There is an interview with Marissa Mayer, a VP at Google, where the question was asked, “What have been Google’s biggest mistakes?” She answered that Wave, shutting down Dejanews and launching Gmail on April 1st (April Fools day) were the top three. I don’t want to focus on these though (shutting down Wave breaks my heart because it was great). I want to focus on what Google does really well. It learns from it’s mistakes and moves on quickly.
In my career I have worked at many start-ups and some of them have been acquired by large companies which retained me after the take over. When those companies took over you could actually feel the innovation and momentum just slow to a crawl. In a start-up you have to be fast, willing to change direction quickly and follow your instincts. If you don’t you fail. In larger organizations though it seems like it is frowned upon to challenge the status quo, to innovate or to create.
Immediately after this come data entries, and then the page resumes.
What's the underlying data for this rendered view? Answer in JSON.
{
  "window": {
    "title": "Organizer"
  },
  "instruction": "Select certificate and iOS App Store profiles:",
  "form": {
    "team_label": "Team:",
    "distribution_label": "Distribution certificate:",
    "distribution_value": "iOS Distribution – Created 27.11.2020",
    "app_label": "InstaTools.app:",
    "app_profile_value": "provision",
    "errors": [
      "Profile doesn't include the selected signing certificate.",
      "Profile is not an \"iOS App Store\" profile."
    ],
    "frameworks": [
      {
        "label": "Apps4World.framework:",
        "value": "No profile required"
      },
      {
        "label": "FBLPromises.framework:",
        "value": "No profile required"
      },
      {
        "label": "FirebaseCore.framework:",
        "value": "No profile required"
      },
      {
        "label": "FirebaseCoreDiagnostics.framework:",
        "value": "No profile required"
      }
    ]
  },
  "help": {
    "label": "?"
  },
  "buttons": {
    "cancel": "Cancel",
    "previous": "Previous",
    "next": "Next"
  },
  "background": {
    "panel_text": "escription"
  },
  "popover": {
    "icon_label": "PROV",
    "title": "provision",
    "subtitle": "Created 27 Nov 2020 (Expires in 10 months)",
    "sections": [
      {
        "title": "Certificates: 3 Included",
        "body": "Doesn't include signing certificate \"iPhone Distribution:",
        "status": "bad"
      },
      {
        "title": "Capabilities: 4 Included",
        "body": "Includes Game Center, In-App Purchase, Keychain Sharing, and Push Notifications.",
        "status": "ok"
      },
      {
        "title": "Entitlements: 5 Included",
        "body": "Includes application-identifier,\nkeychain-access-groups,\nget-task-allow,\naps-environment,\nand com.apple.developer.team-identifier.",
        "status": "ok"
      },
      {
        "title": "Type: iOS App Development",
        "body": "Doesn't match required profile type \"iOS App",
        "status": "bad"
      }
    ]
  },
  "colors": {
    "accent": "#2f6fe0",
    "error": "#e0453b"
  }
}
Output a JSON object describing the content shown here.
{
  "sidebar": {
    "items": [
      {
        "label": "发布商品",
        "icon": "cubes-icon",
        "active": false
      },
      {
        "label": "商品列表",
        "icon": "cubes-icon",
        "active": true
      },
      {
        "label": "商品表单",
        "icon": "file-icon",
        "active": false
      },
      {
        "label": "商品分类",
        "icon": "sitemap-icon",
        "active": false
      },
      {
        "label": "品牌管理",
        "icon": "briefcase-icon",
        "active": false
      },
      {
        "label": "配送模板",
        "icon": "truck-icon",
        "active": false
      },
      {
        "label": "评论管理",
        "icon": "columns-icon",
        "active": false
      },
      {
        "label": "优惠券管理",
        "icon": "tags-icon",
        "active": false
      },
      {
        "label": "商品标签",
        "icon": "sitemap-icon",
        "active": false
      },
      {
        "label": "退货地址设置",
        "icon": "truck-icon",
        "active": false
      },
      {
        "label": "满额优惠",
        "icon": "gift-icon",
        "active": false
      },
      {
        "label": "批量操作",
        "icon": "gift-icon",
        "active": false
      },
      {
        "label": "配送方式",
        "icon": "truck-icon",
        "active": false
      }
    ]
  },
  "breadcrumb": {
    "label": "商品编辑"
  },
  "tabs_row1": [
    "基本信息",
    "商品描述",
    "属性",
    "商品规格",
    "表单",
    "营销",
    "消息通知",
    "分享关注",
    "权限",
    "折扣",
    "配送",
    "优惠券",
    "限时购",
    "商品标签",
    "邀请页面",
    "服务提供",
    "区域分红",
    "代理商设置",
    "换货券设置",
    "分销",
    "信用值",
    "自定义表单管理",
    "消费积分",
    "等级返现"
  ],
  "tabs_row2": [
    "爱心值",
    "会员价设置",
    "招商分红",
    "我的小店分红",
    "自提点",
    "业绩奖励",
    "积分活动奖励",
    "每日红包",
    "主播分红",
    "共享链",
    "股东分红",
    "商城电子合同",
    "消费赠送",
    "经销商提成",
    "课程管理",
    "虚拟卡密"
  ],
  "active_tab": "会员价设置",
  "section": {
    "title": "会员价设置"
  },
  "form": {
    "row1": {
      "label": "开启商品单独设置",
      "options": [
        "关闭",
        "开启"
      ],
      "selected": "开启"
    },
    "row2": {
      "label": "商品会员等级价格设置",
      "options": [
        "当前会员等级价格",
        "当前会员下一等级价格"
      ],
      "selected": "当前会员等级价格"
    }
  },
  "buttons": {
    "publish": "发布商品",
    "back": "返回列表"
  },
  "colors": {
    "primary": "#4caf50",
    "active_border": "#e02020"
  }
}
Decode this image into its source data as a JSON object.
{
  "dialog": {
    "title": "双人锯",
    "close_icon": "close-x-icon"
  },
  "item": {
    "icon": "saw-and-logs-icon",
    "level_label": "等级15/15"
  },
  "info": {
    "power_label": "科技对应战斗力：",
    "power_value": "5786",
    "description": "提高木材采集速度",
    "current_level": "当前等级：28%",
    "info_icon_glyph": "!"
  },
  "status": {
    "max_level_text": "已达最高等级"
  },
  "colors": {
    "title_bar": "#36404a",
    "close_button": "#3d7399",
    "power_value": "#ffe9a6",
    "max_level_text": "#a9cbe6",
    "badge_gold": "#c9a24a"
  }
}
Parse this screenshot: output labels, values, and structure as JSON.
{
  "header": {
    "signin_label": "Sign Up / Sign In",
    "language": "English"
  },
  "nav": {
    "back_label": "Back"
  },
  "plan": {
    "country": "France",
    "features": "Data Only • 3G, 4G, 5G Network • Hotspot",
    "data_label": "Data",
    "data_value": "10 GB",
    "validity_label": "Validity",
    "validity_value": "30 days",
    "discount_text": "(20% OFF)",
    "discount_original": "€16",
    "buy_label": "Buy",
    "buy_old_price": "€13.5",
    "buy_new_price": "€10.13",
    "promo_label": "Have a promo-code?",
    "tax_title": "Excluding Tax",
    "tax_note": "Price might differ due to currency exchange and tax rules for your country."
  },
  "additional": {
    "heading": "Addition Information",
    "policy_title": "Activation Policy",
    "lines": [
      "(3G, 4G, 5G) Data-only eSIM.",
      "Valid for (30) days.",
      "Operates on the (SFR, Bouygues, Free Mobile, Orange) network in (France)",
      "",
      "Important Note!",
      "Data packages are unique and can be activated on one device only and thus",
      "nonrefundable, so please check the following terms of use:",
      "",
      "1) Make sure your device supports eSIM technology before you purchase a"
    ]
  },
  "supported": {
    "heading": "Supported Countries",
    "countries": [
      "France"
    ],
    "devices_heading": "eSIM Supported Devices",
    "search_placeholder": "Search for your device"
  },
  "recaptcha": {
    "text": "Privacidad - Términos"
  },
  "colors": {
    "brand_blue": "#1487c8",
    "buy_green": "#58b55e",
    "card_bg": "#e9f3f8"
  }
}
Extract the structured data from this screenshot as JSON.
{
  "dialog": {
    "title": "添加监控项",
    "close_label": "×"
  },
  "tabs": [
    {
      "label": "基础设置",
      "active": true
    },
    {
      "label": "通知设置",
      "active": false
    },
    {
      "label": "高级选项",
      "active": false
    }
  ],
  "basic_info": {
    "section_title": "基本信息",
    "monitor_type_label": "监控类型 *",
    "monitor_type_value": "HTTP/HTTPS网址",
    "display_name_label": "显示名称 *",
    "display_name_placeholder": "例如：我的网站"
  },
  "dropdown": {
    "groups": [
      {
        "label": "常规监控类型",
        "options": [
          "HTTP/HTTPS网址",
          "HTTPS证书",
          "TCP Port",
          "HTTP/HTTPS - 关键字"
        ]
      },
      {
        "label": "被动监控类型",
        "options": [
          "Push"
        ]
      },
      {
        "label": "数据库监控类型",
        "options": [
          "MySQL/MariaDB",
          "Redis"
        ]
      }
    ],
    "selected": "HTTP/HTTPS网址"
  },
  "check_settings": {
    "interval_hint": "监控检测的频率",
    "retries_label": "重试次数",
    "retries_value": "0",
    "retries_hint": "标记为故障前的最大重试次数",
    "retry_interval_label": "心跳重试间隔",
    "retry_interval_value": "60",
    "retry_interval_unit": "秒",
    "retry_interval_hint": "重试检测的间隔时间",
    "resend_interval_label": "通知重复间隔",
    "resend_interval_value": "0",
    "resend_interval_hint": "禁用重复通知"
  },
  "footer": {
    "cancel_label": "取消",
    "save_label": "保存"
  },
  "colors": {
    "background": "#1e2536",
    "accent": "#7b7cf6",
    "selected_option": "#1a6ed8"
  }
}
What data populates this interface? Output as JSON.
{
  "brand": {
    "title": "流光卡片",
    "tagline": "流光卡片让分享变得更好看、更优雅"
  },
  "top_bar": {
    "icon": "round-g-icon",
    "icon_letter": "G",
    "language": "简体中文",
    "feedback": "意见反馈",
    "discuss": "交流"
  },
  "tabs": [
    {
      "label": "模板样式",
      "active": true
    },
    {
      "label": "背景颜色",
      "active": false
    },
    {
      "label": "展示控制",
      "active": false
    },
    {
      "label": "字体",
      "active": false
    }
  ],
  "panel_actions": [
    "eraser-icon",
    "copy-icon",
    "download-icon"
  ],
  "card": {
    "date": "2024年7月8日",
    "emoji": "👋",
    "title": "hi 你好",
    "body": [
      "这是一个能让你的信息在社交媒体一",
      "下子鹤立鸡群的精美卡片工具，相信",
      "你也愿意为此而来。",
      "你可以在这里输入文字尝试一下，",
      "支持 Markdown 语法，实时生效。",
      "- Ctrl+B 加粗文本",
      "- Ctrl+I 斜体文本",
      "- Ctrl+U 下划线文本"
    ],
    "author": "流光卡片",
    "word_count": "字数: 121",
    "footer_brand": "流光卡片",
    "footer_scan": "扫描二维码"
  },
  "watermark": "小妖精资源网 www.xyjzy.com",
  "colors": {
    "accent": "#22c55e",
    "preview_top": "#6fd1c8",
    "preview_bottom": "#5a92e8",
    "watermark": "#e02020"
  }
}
What Google does is different though (I don’t work there, never have and don’t know any one who does or has so this is an outside assumption). They build and test new ideas and if they fail to meet their standards they move on. But what they give you is some amazing functionality and great new ideas. Gmail, Google Earth, Wave (even though they are canceling it), Street View and Android. Any of these could have been done by another company but Google actually did them. They stepped up and tried it. Some of their ideas have failed, and some have cost them millions and millions of dollars but they continue to look for new ways to innovate and grow their business.
They aren’t afraid to fail and they even encourage it. Not that they want to fail or want their projects to fail but they actively learn from them and keep going out on a limb with new products and features. You can’t succeed if you don’t fail.
As Thomas Edison said “I have not failed. I’ve just found 10,000 ways that won’t work.” Don’t be afraid to fail. Be afraid of doing nothing.